Comprendre son enfant est fondamental, pourtant ce n'est pas inné. Etre parent, ça s'apprend.
Question de Vincent à Marie-Jeanne Trouchaud (formatrice, conférencière, auteure, thérapeute : militante de l’être humain)
Comprendre ses enfants grâce aux neurosciences
Etre parent en 2021, ça peut être merveilleux parce que justement il y a des possibilités de connaître, que l’on n’avait pas.
Moi, quand j’étais jeune maman, je n’avais pas la possibilité de connaître mes enfants. Vous, vous avez la possibilité de les connaître grâce à toutes ces recherches et à toutes les technologies nouvelles.
Donc on y allait un peu à l’estime avec beaucoup de bonne volonté en essayant, en faisant, en pensant, en essayant.
Aujourd’hui, être parent c’est se renseigner. C’est déjà avoir l’intention bien sûr, mais c’est se donner aussi les moyens d’écouter, de lire, de s’intéresser à tout ce qui est la réalité du monde de notre enfant.
Quelles sont ses capacités ?
Les comprendre c'est éviter "le grain de sable dans la machine à bonheur"
Il ne nous viendrait pas à l’esprit de demander à un enfant de soulever un poids de 15 kilos alors qu’il le fera aisément lorsqu’il sera adulte, même plus de 15 kilos.
Pourtant, quand on dit à un enfant « mais enfin arrête de t’énerver, soit sage », on lui demande quelque chose qu’il est incapable de produire. On lui demande quelque chose qui est aussi difficile pour lui que de soulever un poids de 15 kilos .
Les neurosciences le montrent, un enfant ne peut pas se calmer tout seul parce que justement son cerveau n’est pas mature. Il n’a pas les moyens de se calmer donc on lui donne un ordre absolument absurde.

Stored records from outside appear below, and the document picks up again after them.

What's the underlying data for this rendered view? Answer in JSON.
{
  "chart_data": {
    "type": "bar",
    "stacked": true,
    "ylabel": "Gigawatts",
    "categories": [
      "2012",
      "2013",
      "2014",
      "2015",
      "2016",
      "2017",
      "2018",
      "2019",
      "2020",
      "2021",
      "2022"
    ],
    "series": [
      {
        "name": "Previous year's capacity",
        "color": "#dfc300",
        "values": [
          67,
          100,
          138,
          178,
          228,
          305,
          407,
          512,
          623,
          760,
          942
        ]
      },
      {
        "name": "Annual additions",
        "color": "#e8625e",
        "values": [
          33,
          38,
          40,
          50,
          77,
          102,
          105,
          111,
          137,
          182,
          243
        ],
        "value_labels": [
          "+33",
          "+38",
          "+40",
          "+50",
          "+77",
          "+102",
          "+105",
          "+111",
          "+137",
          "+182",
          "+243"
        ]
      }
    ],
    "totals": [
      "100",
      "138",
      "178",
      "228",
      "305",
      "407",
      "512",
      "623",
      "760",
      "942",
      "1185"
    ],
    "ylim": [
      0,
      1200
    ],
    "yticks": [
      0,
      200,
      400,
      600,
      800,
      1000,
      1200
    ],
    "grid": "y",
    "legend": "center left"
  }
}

Il finit par étouffer ses sanglots parce qu’il ne peut plus souffrir et il faut qu’à un moment, ça s’arrête et à ce moment-là, il y a des parents qui disent « ça marche » sauf qu’on a broyé des émotions de nos enfants et ça met des années à guérir.
Moi, dans ma profession de thérapeute, je vois à quel point des gens de 50-60 ans peuvent encore être blessés parce qu’ils ont entendu ou parce qu’on leur a fait. C’est ce que j’appelle « le grain de sable dans la machine à bonheur ». Un enfant lorsqu’il nait, pour moi, c’est une machine à bonheur. Il est très adapté à la vie. Quand tout va bien, il babille, il sourit. Quand ça ne va pas, il pleure. C’est très simple et puis petit à petit, on va lui apprendre qu’il ne devrait pas pleurer, qu’il ne devrait pas sourire comme un bêta, qu’il ne devrait pas sauter dans les flaques d’eau, qu’il ne devrait pas avoir peur de ceci, qu’il ne devrait pas être en colère quand il a une injustice. On va lui apprendre que ce qu’il ressent au plus profond et au plus sacré, il ne devrait pas le ressentir et là, c’est vraiment ça que j’appelle le grain de sable dans la machine à bonheur. Ca va gripper la machine et ça va donner justement quelque chose qui n’est pas bon :
– « alors comment je fais ?
– Qu’est-ce que je dois faire pour faire plaisir ?
– Qu’est-ce que je dois faire pour être aimé ?
– Qu’est-ce que je dois faire pour être conforme ?
– Qu’est-ce que je dois faire pour que papa et maman soient contents ? »
Et quand l’enfant prend cette habitude-là de fonctionnement, ça lui reste adulte.